One-third of the food produced worldwide is wasted, costing the global economy around $750 billion a year, a new report by the U.N. food agency said.
The Rome-based Food and Agriculture Organization (FAO) said Wednesday some 1.3 billion tons of food are wasted every year, with the Asia region including China seen as the worst culprit.
The amount of the wasted food is equivalent to the gross domestic product (GDP) of Switzerland, the director general, Jose Graziano da Silva, said.
"We simply cannot allow one-third of all the food we produce to go to waste or be lost because of inappropriate practices, when 870 million people go hungry every day," da Silva added.
Achim Steiner, head of the United Nation's Environment Program (UNEP), described it as "a staggering phenomenon."
"It will take less than 37 years to add another two billion people to the global population. How on earth will we feed ourselves in the future?" he asked.
Steiner said that eliminating food wastage had "enormous potential" to reduce hunger and called on citizens to take individual action to tackle the issue.
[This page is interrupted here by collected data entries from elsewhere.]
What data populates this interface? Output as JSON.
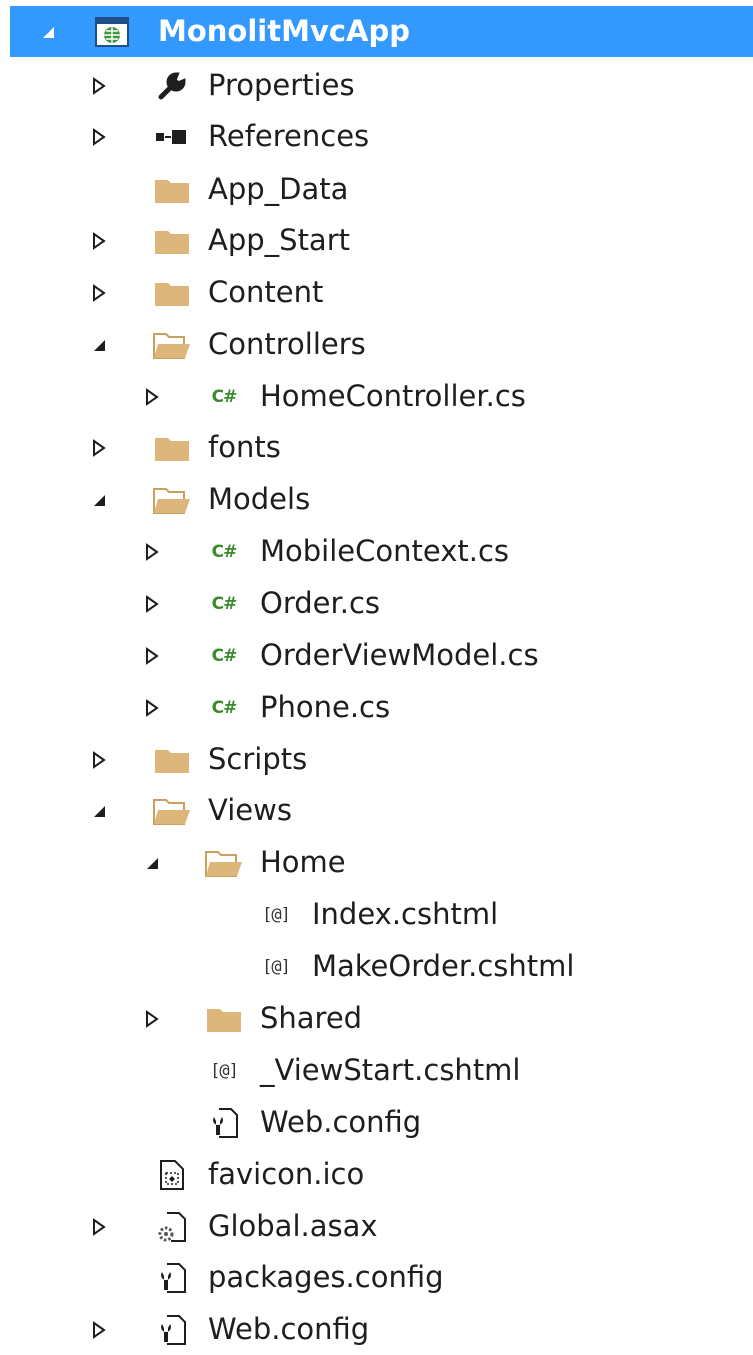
{
  "solution_explorer": {
    "project": {
      "label": "MonolitMvcApp",
      "icon": "web-project-icon",
      "expander": "expanded"
    },
    "items": [
      {
        "label": "Properties",
        "icon": "wrench-icon",
        "expander": "collapsed"
      },
      {
        "label": "References",
        "icon": "references-icon",
        "expander": "collapsed"
      },
      {
        "label": "App_Data",
        "icon": "folder-icon",
        "expander": "none"
      },
      {
        "label": "App_Start",
        "icon": "folder-icon",
        "expander": "collapsed"
      },
      {
        "label": "Content",
        "icon": "folder-icon",
        "expander": "collapsed"
      },
      {
        "label": "Controllers",
        "icon": "folder-open-icon",
        "expander": "expanded"
      },
      {
        "label": "HomeController.cs",
        "icon": "csharp-file-icon",
        "expander": "collapsed"
      },
      {
        "label": "fonts",
        "icon": "folder-icon",
        "expander": "collapsed"
      },
      {
        "label": "Models",
        "icon": "folder-open-icon",
        "expander": "expanded"
      },
      {
        "label": "MobileContext.cs",
        "icon": "csharp-file-icon",
        "expander": "collapsed"
      },
      {
        "label": "Order.cs",
        "icon": "csharp-file-icon",
        "expander": "collapsed"
      },
      {
        "label": "OrderViewModel.cs",
        "icon": "csharp-file-icon",
        "expander": "collapsed"
      },
      {
        "label": "Phone.cs",
        "icon": "csharp-file-icon",
        "expander": "collapsed"
      },
      {
        "label": "Scripts",
        "icon": "folder-icon",
        "expander": "collapsed"
      },
      {
        "label": "Views",
        "icon": "folder-open-icon",
        "expander": "expanded"
      },
      {
        "label": "Home",
        "icon": "folder-open-icon",
        "expander": "expanded"
      },
      {
        "label": "Index.cshtml",
        "icon": "razor-file-icon",
        "expander": "none"
      },
      {
        "label": "MakeOrder.cshtml",
        "icon": "razor-file-icon",
        "expander": "none"
      },
      {
        "label": "Shared",
        "icon": "folder-icon",
        "expander": "collapsed"
      },
      {
        "label": "_ViewStart.cshtml",
        "icon": "razor-file-icon",
        "expander": "none"
      },
      {
        "label": "Web.config",
        "icon": "config-file-icon",
        "expander": "none"
      },
      {
        "label": "favicon.ico",
        "icon": "ico-file-icon",
        "expander": "none"
      },
      {
        "label": "Global.asax",
        "icon": "asax-file-icon",
        "expander": "collapsed"
      },
      {
        "label": "packages.config",
        "icon": "config-file-icon",
        "expander": "none"
      },
      {
        "label": "Web.config",
        "icon": "config-file-icon",
        "expander": "collapsed"
      }
    ],
    "glyphs": {
      "csharp": "C#",
      "razor": "[@]"
    },
    "colors": {
      "selection": "#3399ff",
      "folder": "#dcb67a",
      "csharp": "#3c8a2e"
    }
  }
}
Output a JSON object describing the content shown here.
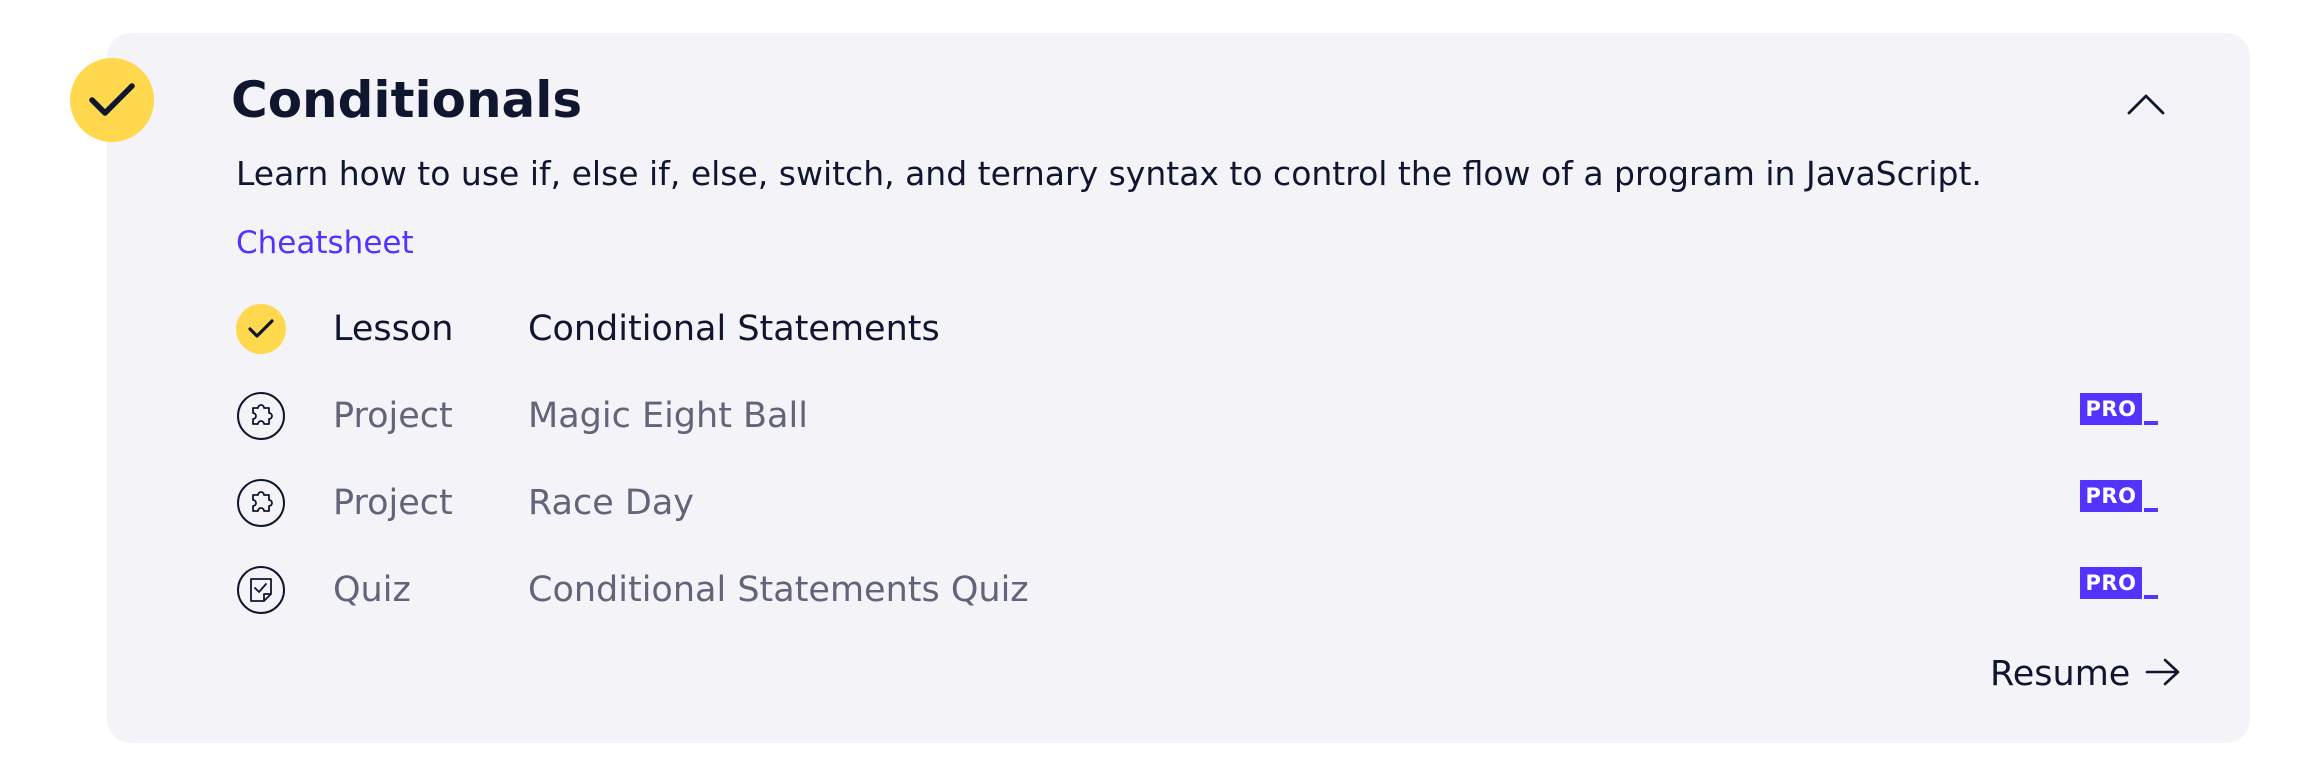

"Each year, food that is produced but not eaten is adding 3.3 billion tons of greenhouse gases to the planet's atmosphere," the FAO said.
"Food wastage reduction would not only avoid pressure on scarce natural resources but also decrease the need to raise food production" to meet the demands of a fast-growing world population, it said.
Produced but uneaten food occupies 30 percent of the world's farmland, the report said.